Ibovespa apresenta queda em dia de dados mistos dos EUA
Mercado avalia resultados corporativos e desempenho do emprego nos Estados Unidos.
Depois de subir 0,32%, alcançando a máxima em 176.116,84 pontos e abertura estável em 175.546,36 pontos, o Ibovespa seguiu para baixo na manhã desta sexta-feira, 7, renovando uma série de mínimas e perdendo cerca de 2.600 pontos. Os investidores estão avaliando diversos balanços de empresas brasileiras, com destaque para a Petrobras, além de dados de emprego dos Estados Unidos.
A economia dos EUA cortou 23 mil empregos em julho, em termos líquidos. As estimativas de analistas consultados pelo Projeções Broadcast variavam de criação de 63 mil a 130 mil postos de trabalho, com mediana de 80 mil. A taxa de desemprego norte-americana caiu para 4,1% em julho, ante 4,2% em junho, mesmo nível esperado por especialistas.
Conforme Silvio Campos Neto, economista-sênior da Tendências Consultoria, o sinal de enfraquecimento do emprego nos EUA corrobora a leitura de outros indicadores divulgados nesta semana. "Embaralha um pouco a visão de alguns dirigentes do Fed, de expectativas de alta dos juros americanos. Claro, ainda há preocupação inflacionária. Por isso, será importante avaliar os próximos dados de inflação", diz.
Segundo Gustavo Cruz, CIO da Sintra Investimentos, o mercado externo parece satisfeito com o payroll mais fraco, o que pode interromper o plano de subir juros do Fed este ano, ou pelo menos em setembro. No Brasil, há maior atenção nos resultados corporativos.
A queda na taxa de desemprego tem gerado dúvidas. "Não faz sentido cair e ao mesmo tempo o mercado de trabalho ter fechado vagas. Payroll negativo, em tese, é desinflacionário, mas desemprego baixo é mais inflação, ainda mais sem um acordo entre EUA e Irã", afirma Jefferson Laatus, estrategista-chefe do Grupo Laatus.
Os rendimentos dos Treasuries cedem nesta manhã, influenciando os juros futuros no Brasil. Na contramão dos outros mercados (câmbio e juros), parece mais técnico do que fundamental. Há uma tendência de fluxo estrangeiro de saída em agosto, afirma Bruno Takeo, estrategista da S4 Consultoria de Investimentos.

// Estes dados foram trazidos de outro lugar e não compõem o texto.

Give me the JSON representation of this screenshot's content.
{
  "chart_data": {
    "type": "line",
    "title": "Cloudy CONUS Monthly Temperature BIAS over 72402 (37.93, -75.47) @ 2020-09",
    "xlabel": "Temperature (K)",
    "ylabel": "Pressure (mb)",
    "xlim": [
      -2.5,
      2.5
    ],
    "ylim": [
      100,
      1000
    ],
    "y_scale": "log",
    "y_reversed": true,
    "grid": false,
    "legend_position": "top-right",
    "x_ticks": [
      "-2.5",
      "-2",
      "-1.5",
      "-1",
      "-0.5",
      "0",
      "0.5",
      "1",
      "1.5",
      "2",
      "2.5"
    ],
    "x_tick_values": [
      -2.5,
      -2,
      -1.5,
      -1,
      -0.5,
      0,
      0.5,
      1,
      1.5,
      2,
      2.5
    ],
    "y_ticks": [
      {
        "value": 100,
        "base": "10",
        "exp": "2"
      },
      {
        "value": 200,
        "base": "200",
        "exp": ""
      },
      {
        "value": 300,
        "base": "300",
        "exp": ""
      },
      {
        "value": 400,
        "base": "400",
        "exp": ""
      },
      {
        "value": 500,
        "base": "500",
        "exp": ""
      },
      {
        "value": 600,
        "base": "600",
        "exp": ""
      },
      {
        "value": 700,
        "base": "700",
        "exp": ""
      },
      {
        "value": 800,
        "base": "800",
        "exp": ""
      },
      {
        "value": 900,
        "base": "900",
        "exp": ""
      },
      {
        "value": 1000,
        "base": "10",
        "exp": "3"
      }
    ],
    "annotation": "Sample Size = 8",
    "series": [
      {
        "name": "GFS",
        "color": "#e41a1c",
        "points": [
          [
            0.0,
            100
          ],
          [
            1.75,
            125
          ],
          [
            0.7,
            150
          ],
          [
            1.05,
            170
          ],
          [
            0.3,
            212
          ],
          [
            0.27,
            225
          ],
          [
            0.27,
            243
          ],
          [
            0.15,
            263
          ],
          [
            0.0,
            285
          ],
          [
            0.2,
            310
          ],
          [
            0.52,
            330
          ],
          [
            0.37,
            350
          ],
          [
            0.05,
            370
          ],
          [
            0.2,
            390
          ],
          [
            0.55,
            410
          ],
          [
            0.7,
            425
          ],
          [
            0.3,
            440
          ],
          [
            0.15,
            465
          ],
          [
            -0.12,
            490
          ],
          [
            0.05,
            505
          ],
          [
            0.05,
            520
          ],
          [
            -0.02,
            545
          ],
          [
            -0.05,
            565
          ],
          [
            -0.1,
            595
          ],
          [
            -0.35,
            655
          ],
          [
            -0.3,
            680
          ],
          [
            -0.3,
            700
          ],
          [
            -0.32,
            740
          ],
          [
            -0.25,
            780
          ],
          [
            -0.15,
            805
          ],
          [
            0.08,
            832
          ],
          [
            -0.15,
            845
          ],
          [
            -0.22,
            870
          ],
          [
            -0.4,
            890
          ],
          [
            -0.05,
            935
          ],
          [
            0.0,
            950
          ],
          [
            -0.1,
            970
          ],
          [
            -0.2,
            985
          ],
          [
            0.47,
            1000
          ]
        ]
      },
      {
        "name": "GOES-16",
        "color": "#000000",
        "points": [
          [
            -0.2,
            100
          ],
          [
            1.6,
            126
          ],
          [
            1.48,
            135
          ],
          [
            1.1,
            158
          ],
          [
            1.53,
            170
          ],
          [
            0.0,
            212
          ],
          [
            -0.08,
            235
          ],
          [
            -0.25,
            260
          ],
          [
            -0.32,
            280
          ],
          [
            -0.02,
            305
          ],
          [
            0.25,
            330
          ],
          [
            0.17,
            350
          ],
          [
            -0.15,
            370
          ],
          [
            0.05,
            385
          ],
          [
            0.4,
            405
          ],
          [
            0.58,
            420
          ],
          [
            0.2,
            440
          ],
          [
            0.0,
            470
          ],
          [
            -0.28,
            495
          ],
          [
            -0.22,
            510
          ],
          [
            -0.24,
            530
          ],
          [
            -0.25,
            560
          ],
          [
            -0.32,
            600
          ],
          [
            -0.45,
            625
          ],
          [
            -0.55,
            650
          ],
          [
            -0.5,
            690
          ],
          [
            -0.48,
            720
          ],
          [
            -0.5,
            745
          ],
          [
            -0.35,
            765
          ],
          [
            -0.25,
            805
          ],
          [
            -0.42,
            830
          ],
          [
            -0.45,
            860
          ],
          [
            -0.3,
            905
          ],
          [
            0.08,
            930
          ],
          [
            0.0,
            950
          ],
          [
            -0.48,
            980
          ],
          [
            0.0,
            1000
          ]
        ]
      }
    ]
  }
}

Segundo ele, o mercado brasileiro de ações parece ter funcionado como um "hedge" de tecnologia - quando o setor de tech vai mal, a alocação no Brasil melhora e vice-versa.
A ausência de um desfecho nas negociações para a reabertura do Estreito de Ormuz continua atraindo atenções. Os contratos futuros de petróleo operam com volatilidade nesta manhã, após ganhos registrados na madrugada. O minério de ferro, por sua vez, subiu 0,35% hoje em Dalian, na China.
No fim do pregão da quinta-feira, o Ibovespa caiu 1,23%, fechando aos 175.546,36 pontos, perto da mínima de 175.514,86. Na máxima do dia, o principal índice da B3 atingiu 177.720,00 pontos.
Na mesma quinta-feira, a Petrobras informou uma alta anual de 120,3% em seu lucro líquido, acima do esperado por analistas. A estatal anunciou dividendos de R$ 1,34 por ação.
A companhia reportou um lucro líquido de US$ 10,428 bilhões no segundo trimestre de 2026, com a alta de 120,3% em um ano e 27% acima da média do Prévias Broadcast. O Ebitda ajustado somou US$ 18,615 bilhões, com crescimento de 101,4% na comparação anual e 6,9% acima das projeções. Já a receita de vendas subiu 59,8%, alcançando US$ 33,607 bilhões, 7,4% abaixo das estimativas. Contudo, as ações cediam entre 15% (PN) e 1,82% (ON) às 11h38. A Vale subia 0,24%, enquanto os bancos recuavam, exceto a Unit de Santander (+1,3%).
Às 11h39 desta sexta, o Ibovespa caía 1,25%, atingindo a mínima de 173.355,53 pontos, acumulando uma queda semanal de 2,56%. Na semana passada, o índice havia registrado um ganho de 2,27%, o segundo consecutivo.